I had asked Argee why he was orchestrating this boycott, and he rattled off some statements that I was too scared to reprint. As I said then, I was afraid that if I did, I might get sued for libel.
Meanwhile, Argee also made the very same statements (and more) in his Facebook posts, some of them funny, some of them outrageous, all of them trademark Argee. Well, as it turns out, those statements have landed Argee in court - as a respondent in a criminal case for libel filed by the glamour gal Vicky Belo.
To recall, Argee is the lawyer for a patient who claims she underwent a botched butt implant at Belo's clinic. His client was injected with hydrogel, a substance that, at that time, was allegedly not yet approved by the Bureau of Food and Drugs. The hydrogel reportedly went to various places in her body, and she landed back in the hospital to have those removed.
Argee has taken the cudgels for his client pretty seriously, as he's been using the social networking site of Facebook as his vehicle to vent. And you know how it is when people vent, especially to their friends - discretion is hardly the main consideration. So, Argee's been pretty hard-hitting, and I'm sure Vicky wasn't happy with the negative publicity this generated. Through heartthrob lawyer Adel Tamano, Vicky has gone on the offensive.

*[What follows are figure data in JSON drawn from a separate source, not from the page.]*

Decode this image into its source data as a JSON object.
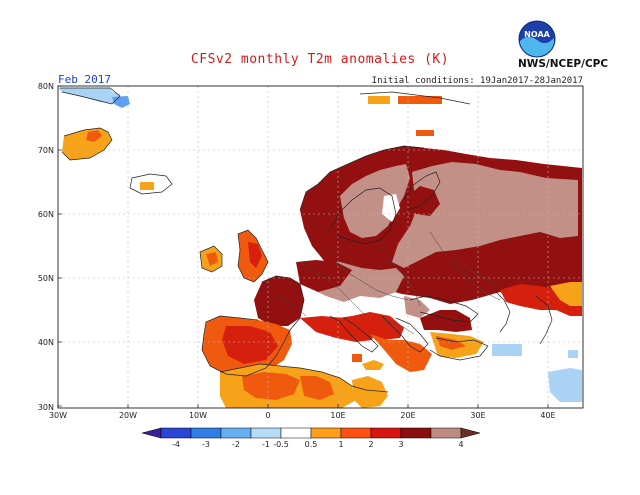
{
  "header": {
    "title": "CFSv2 monthly T2m anomalies (K)",
    "period": "Feb 2017",
    "initial_conditions": "Initial conditions: 19Jan2017-28Jan2017",
    "agency": "NWS/NCEP/CPC",
    "logo_text": "NOAA"
  },
  "axes": {
    "lat_labels": [
      "80N",
      "70N",
      "60N",
      "50N",
      "40N",
      "30N"
    ],
    "lon_labels": [
      "30W",
      "20W",
      "10W",
      "0",
      "10E",
      "20E",
      "30E",
      "40E"
    ]
  },
  "colorbar": {
    "labels": [
      "-4",
      "-3",
      "-2",
      "-1",
      "-0.5",
      "0.5",
      "1",
      "2",
      "3",
      "4"
    ],
    "colors": [
      "#3a1f9c",
      "#2b45d6",
      "#2f7de6",
      "#67b0f0",
      "#b5dcf7",
      "#ffffff",
      "#ff9e1a",
      "#ff5010",
      "#d81510",
      "#8a1010",
      "#bf8a80"
    ]
  },
  "legend": {
    "anomaly_colors": {
      "cold_light": "#aad2f5",
      "cold_mid": "#5f9ff0",
      "warm_05_1": "#f6a31a",
      "warm_1_2": "#f05a0e",
      "warm_2_3": "#d6200e",
      "warm_3_4": "#931011",
      "warm_gt4": "#c29087"
    }
  }
}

On his part, Argee says he welcomes the libel suit. The way he sees it, it's another opportunity for the public to come to grips with the always possible notion that their favorite cosmetic surgery clinic might be performing operations with unlicensed medical practitioners. As Argee says it, "colorum clinics" are now "destroying the country's medical tourism industry and earning for the country the moniker of being Asia's No. 1 Chop Shop."
Now, just because I said I might get sued for libel by reprinting his allegations doesn't mean I think what he did was libelous. If I had reprinted those in this column, a traditional form of 'writing', then maybe, I could have been sued for libel. (Who knows, it might even be in the offing - Adel, sweetie, you're not going to sue me are you?)

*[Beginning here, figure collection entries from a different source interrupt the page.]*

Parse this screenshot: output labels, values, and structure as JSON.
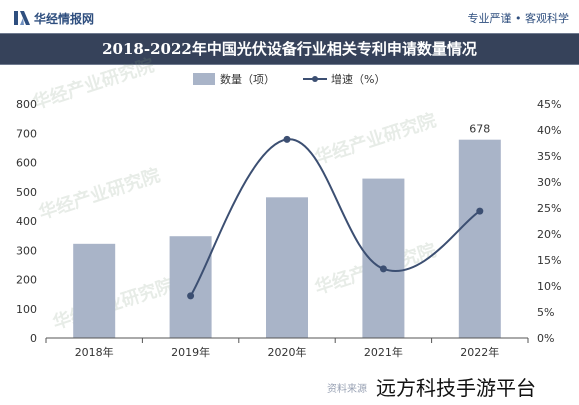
{
  "header": {
    "brand": "华经情报网",
    "slogan": "专业严谨 • 客观科学"
  },
  "watermark": "华经产业研究院",
  "footer": {
    "source_prefix": "资料来源",
    "overlay": "远方科技手游平台"
  },
  "colors": {
    "bar": "#a9b4c8",
    "line": "#3c4f72",
    "title_bg": "#36425a"
  },
  "chart_data": {
    "type": "bar",
    "title": "2018-2022年中国光伏设备行业相关专利申请数量情况",
    "categories": [
      "2018年",
      "2019年",
      "2020年",
      "2021年",
      "2022年"
    ],
    "series": [
      {
        "name": "数量（项）",
        "type": "bar",
        "axis": "left",
        "values": [
          322,
          348,
          481,
          545,
          678
        ]
      },
      {
        "name": "增速（%）",
        "type": "line",
        "axis": "right",
        "values": [
          null,
          8.1,
          38.2,
          13.3,
          24.4
        ]
      }
    ],
    "data_labels": [
      {
        "series": 0,
        "index": 4,
        "text": "678"
      }
    ],
    "ylim": [
      0,
      800
    ],
    "yticks": [
      "0",
      "100",
      "200",
      "300",
      "400",
      "500",
      "600",
      "700",
      "800"
    ],
    "y2lim": [
      0,
      45
    ],
    "y2ticks": [
      "0%",
      "5%",
      "10%",
      "15%",
      "20%",
      "25%",
      "30%",
      "35%",
      "40%",
      "45%"
    ],
    "legend_position": "top",
    "grid": false
  }
}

But posting these very same statements in a Facebook account is very different. Argee makes this distinction, because supposedly, a post is limited to your friends, and is only found in that ethereal medium that is the web. It's not in 'hard' form, which is the traditional form of writing contemplated by our long-dead lawmakers who crafted the Revised Penal Code. And since criminal laws are construed very strictly against the State and very liberally against the accused, what Vicky and Adel are now proposing to do is to extend the traditional scope of libel to the internet, a medium which didn't exist in 19-kopong kopong.

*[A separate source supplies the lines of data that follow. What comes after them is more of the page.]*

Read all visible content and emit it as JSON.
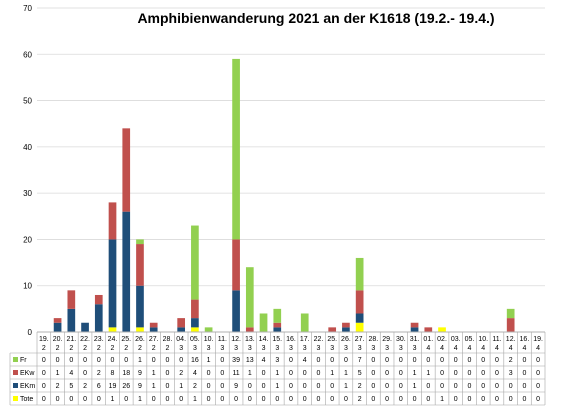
{
  "chart_data": {
    "type": "bar",
    "stacked": true,
    "title": "Amphibienwanderung 2021 an der K1618 (19.2.- 19.4.)",
    "ylim": [
      0,
      70
    ],
    "yticks": [
      0,
      10,
      20,
      30,
      40,
      50,
      60,
      70
    ],
    "grid": "horizontal",
    "legend_placement": "table-left",
    "categories": [
      {
        "day": "19.",
        "month": "2"
      },
      {
        "day": "20.",
        "month": "2"
      },
      {
        "day": "21.",
        "month": "2"
      },
      {
        "day": "22.",
        "month": "2"
      },
      {
        "day": "23.",
        "month": "2"
      },
      {
        "day": "24.",
        "month": "2"
      },
      {
        "day": "25.",
        "month": "2"
      },
      {
        "day": "26.",
        "month": "2"
      },
      {
        "day": "27.",
        "month": "2"
      },
      {
        "day": "28.",
        "month": "2"
      },
      {
        "day": "04.",
        "month": "3"
      },
      {
        "day": "05.",
        "month": "3"
      },
      {
        "day": "10.",
        "month": "3"
      },
      {
        "day": "11.",
        "month": "3"
      },
      {
        "day": "12.",
        "month": "3"
      },
      {
        "day": "13.",
        "month": "3"
      },
      {
        "day": "14.",
        "month": "3"
      },
      {
        "day": "15.",
        "month": "3"
      },
      {
        "day": "16.",
        "month": "3"
      },
      {
        "day": "17.",
        "month": "3"
      },
      {
        "day": "22.",
        "month": "3"
      },
      {
        "day": "25.",
        "month": "3"
      },
      {
        "day": "26.",
        "month": "3"
      },
      {
        "day": "27.",
        "month": "3"
      },
      {
        "day": "28.",
        "month": "3"
      },
      {
        "day": "29.",
        "month": "3"
      },
      {
        "day": "30.",
        "month": "3"
      },
      {
        "day": "31.",
        "month": "3"
      },
      {
        "day": "01.",
        "month": "4"
      },
      {
        "day": "02.",
        "month": "4"
      },
      {
        "day": "03.",
        "month": "4"
      },
      {
        "day": "05.",
        "month": "4"
      },
      {
        "day": "10.",
        "month": "4"
      },
      {
        "day": "11.",
        "month": "4"
      },
      {
        "day": "12.",
        "month": "4"
      },
      {
        "day": "16.",
        "month": "4"
      },
      {
        "day": "19.",
        "month": "4"
      }
    ],
    "series": [
      {
        "name": "Fr",
        "color": "#92d050",
        "values": [
          0,
          0,
          0,
          0,
          0,
          0,
          0,
          1,
          0,
          0,
          0,
          16,
          1,
          0,
          39,
          13,
          4,
          3,
          0,
          4,
          0,
          0,
          0,
          7,
          0,
          0,
          0,
          0,
          0,
          0,
          0,
          0,
          0,
          0,
          2,
          0,
          0
        ]
      },
      {
        "name": "EKw",
        "color": "#c0504d",
        "values": [
          0,
          1,
          4,
          0,
          2,
          8,
          18,
          9,
          1,
          0,
          2,
          4,
          0,
          0,
          11,
          1,
          0,
          1,
          0,
          0,
          0,
          1,
          1,
          5,
          0,
          0,
          0,
          1,
          1,
          0,
          0,
          0,
          0,
          0,
          3,
          0,
          0
        ]
      },
      {
        "name": "EKm",
        "color": "#1f4e79",
        "values": [
          0,
          2,
          5,
          2,
          6,
          19,
          26,
          9,
          1,
          0,
          1,
          2,
          0,
          0,
          9,
          0,
          0,
          1,
          0,
          0,
          0,
          0,
          1,
          2,
          0,
          0,
          0,
          1,
          0,
          0,
          0,
          0,
          0,
          0,
          0,
          0,
          0
        ]
      },
      {
        "name": "Tote",
        "color": "#ffff00",
        "values": [
          0,
          0,
          0,
          0,
          0,
          1,
          0,
          1,
          0,
          0,
          0,
          1,
          0,
          0,
          0,
          0,
          0,
          0,
          0,
          0,
          0,
          0,
          0,
          2,
          0,
          0,
          0,
          0,
          0,
          1,
          0,
          0,
          0,
          0,
          0,
          0,
          0
        ]
      }
    ]
  }
}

Argee says he's happy, as this will elicit jurisprudence regarding internet-based libels. In fact, that earned another Facebook post, saying Vicky failed to differentiate "between free speech or slander when suing …a Facebook user for his shout outs and status updates. Such …results in mistaking Facebook for Erasebook".
And Argee's counsel has also responded, saying "The libel case filed by Dr. Belo needs a serious facelift before it could even be dignified in any court of law. The pleading itself reads and looks like a failed surgery on the laws of libel."
I love the rhetoric and the medical allusions. I wonder how many puns they can make out of this mess. Meanwhile, stay tuned, as last Friday, Argee submitted his counter-affidavit in the suit. Next up is the good doctora, who is supposedly going to file her reply on October 8.
At the very least, I'm sure we'll be seeing intelligent arguments coming from the lawyers of both camps.